In any case, Apinan said the work that Ai chose fits the BAB's theme: Escape Routes. "This exhibit is about issues of the world: immigration, diaspora and humanity," he said. "We told our partners in China it wasn't criticism of China and they understood."
The exhibit fills a hall at Bangkok Art and Culture Center, one of the BAB's main venues. One wall is covered in photographs of refugees taken by the artist. For his 2017 film, "Human Flow," Ai says he visited 40 camps in two dozen countries, interviewing 600 refugees.
The BAB also includes protest art by artists in Thailand, now seeing the biggest anti-government street demonstrations since a 2014 coup installed the present prime minister. "This is the role of art, to stimulate discussion and offer ideas," said Apinan, a former Thai minister of culture. "Art can be part of the facility for discussion and understanding."
Amplifying their voices, leading artists featured in the BAB including Ai issued a statement condemning police crackdowns and supporting peaceful protest in Thailand. "As artists, we thrive in a society that supports our ability to speak out and speak to the times in which we live. Such a society is one that meets calls for progressive change not with a crackdown but a commitment to building understanding, dialogue and collectivity," they noted.

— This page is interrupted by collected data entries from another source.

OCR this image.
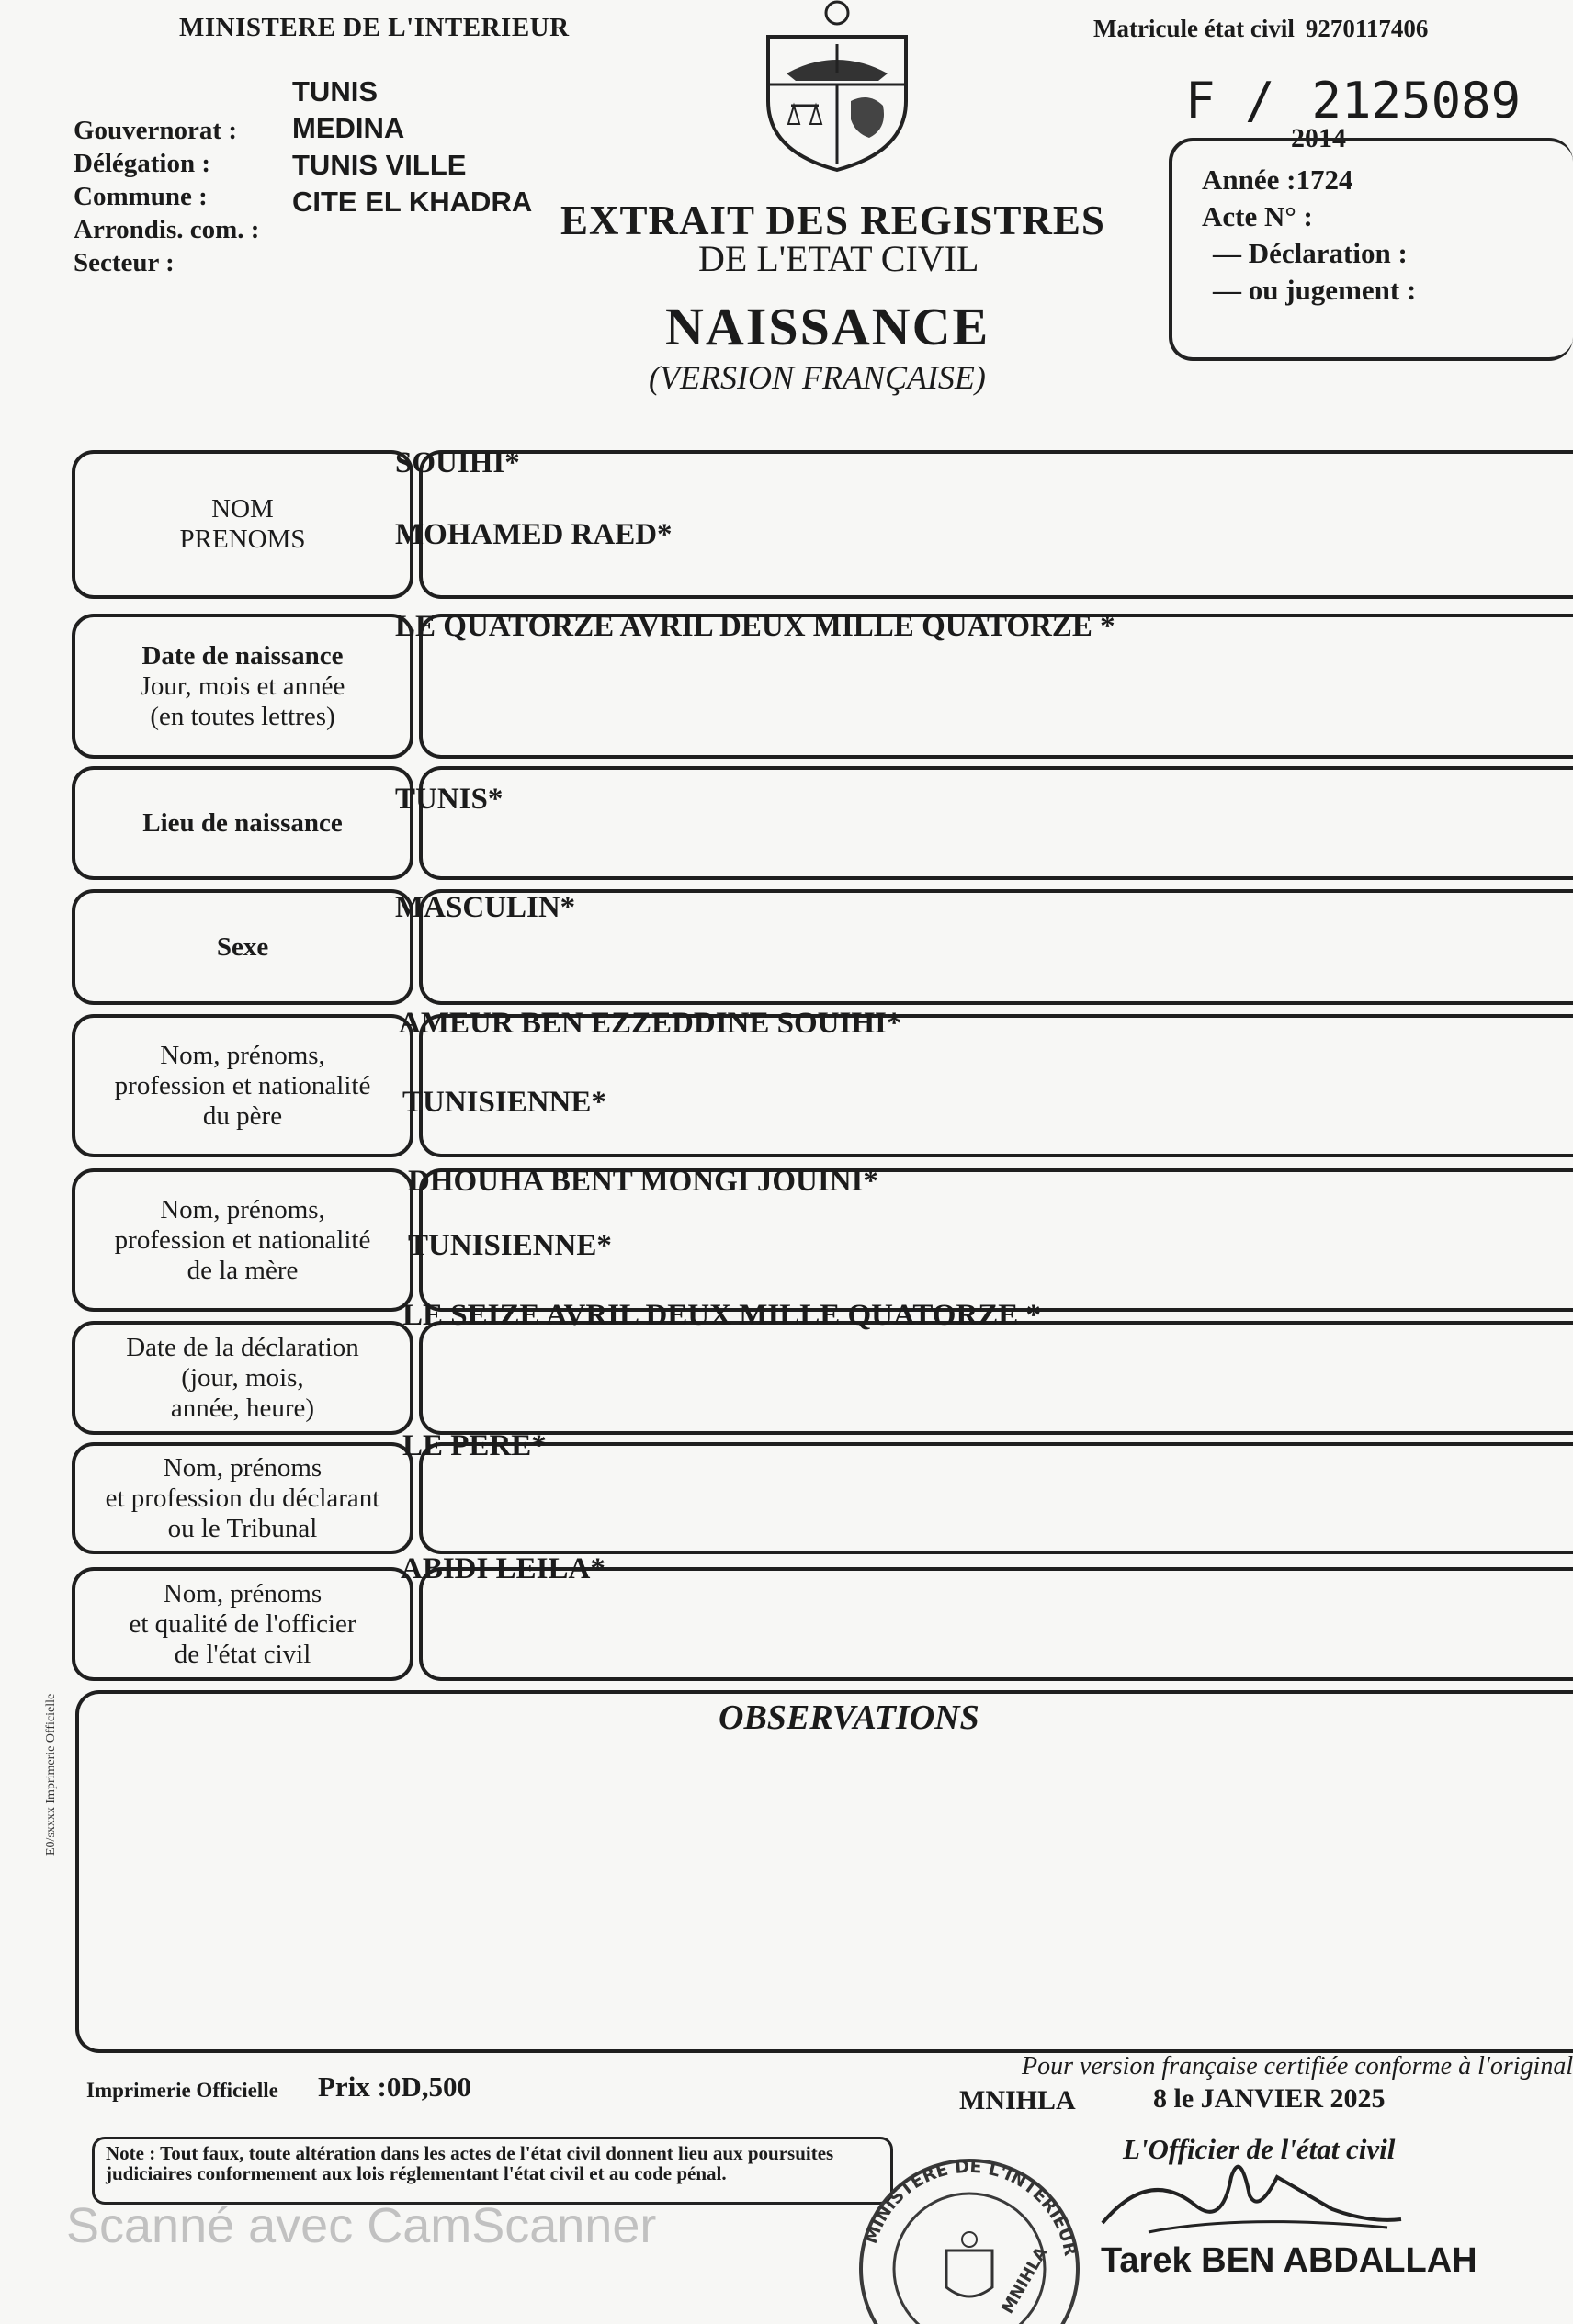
MINISTERE DE L'INTERIEUR	Matricule état civil 9270117406
TUNIS
MEDINA
TUNIS VILLE
CITE EL KHADRA
Gouvernorat :
Délégation :
Commune :
Arrondis. com. :
Secteur :
F / 2125089
2014
Année :1724
Acte N° :
— Déclaration :
— ou jugement :
EXTRAIT DES REGISTRES
DE L'ETAT CIVIL
NAISSANCE
(VERSION FRANÇAISE)
NOM
PRENOMS
SOUIHI*
MOHAMED RAED*
Date de naissance
Jour, mois et année
(en toutes lettres)
LE QUATORZE AVRIL DEUX MILLE QUATORZE *
Lieu de naissance
TUNIS*
Sexe
MASCULIN*
Nom, prénoms,
profession et nationalité
du père
AMEUR BEN EZZEDDINE SOUIHI*
TUNISIENNE*
Nom, prénoms,
profession et nationalité
de la mère
DHOUHA BENT MONGI JOUINI*
TUNISIENNE*
Date de la déclaration
(jour, mois,
année, heure)
LE SEIZE AVRIL DEUX MILLE QUATORZE *
Nom, prénoms
et profession du déclarant
ou le Tribunal
LE PERE*
Nom, prénoms
et qualité de l'officier
de l'état civil
ABIDI LEILA*
OBSERVATIONS
E0/sxxxx Imprimerie Officielle
Imprimerie Officielle Prix :0D,500
Pour version française certifiée conforme à l'original
MNIHLA	8 le JANVIER 2025
L'Officier de l'état civil
Note : Tout faux, toute altération dans les actes de l'état civil donnent lieu aux poursuites judiciaires conformement aux lois réglementant l'état civil et au code pénal.
MINISTERE DE L'INTERIEUR
MNIHLA Tarek BEN ABDALLAH
Scanné avec CamScanner
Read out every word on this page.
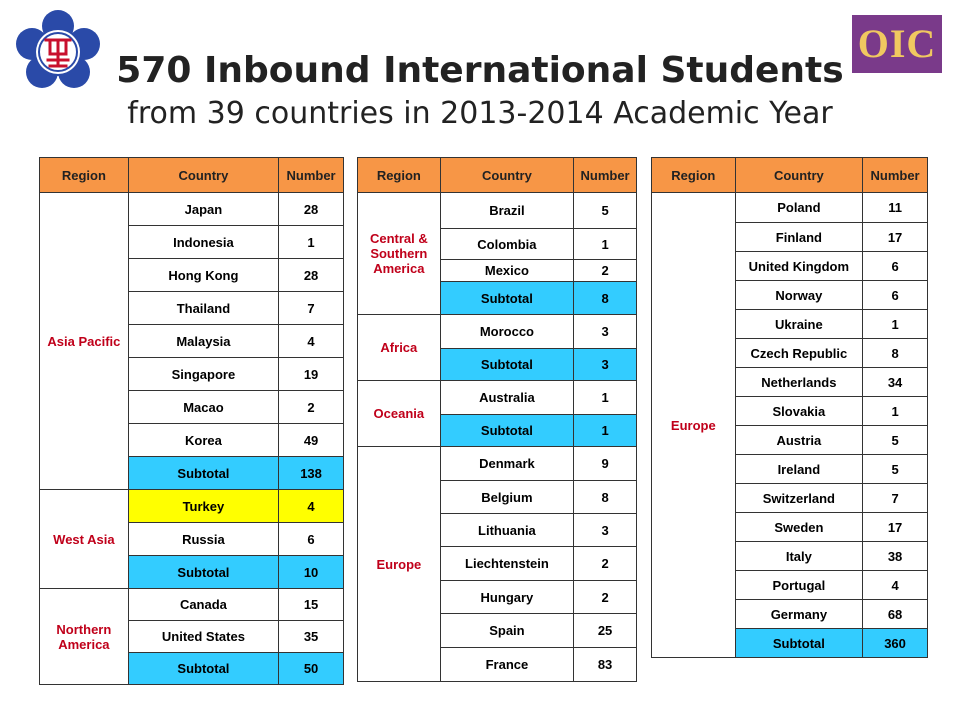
OIC
570 Inbound International Students
from 39 countries in 2013-2014 Academic Year
Region	Country	Number
Asia Pacific	Japan	28
	Indonesia	1
	Hong Kong	28
	Thailand	7
	Malaysia	4
	Singapore	19
	Macao	2
	Korea	49
	Subtotal	138
West Asia	Turkey	4
	Russia	6
	Subtotal	10
Northern America	Canada	15
	United States	35
	Subtotal	50
Region	Country	Number
Central & Southern America	Brazil	5
	Colombia	1
	Mexico	2
	Subtotal	8
Africa	Morocco	3
	Subtotal	3
Oceania	Australia	1
	Subtotal	1
Europe	Denmark	9
	Belgium	8
	Lithuania	3
	Liechtenstein	2
	Hungary	2
	Spain	25
	France	83
Region	Country	Number
Europe	Poland	11
	Finland	17
	United Kingdom	6
	Norway	6
	Ukraine	1
	Czech Republic	8
	Netherlands	34
	Slovakia	1
	Austria	5
	Ireland	5
	Switzerland	7
	Sweden	17
	Italy	38
	Portugal	4
	Germany	68
	Subtotal	360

Ai is widely heralded for using his art for social advocacy. "I think he's done an extraordinary job of attracting attention to issues from the Sichuan earthquake to international crises like the flow of refugees to Europe," said Sophie Richardson, China director of Human Rights Watch, a nongovernmental organization. "He's a singular figure," she added. "Few others in the China art community have been so adept in using and sharing their platforms to advocate for social justice and change."
But how does Ai see himself, as artist or activist? He chuckled. "I see myself as a little piece of a shattered mirror. It reflects whatever is around it. And even though it's shattered, it still reflects the partial reality," he said. "That's why I'm fascinated to see, you know, 'who's Ai Weiwei, and what is he trying to do?' ... This gives me a little game to enjoy. To see how far this guy can go, and how ridiculous he can be."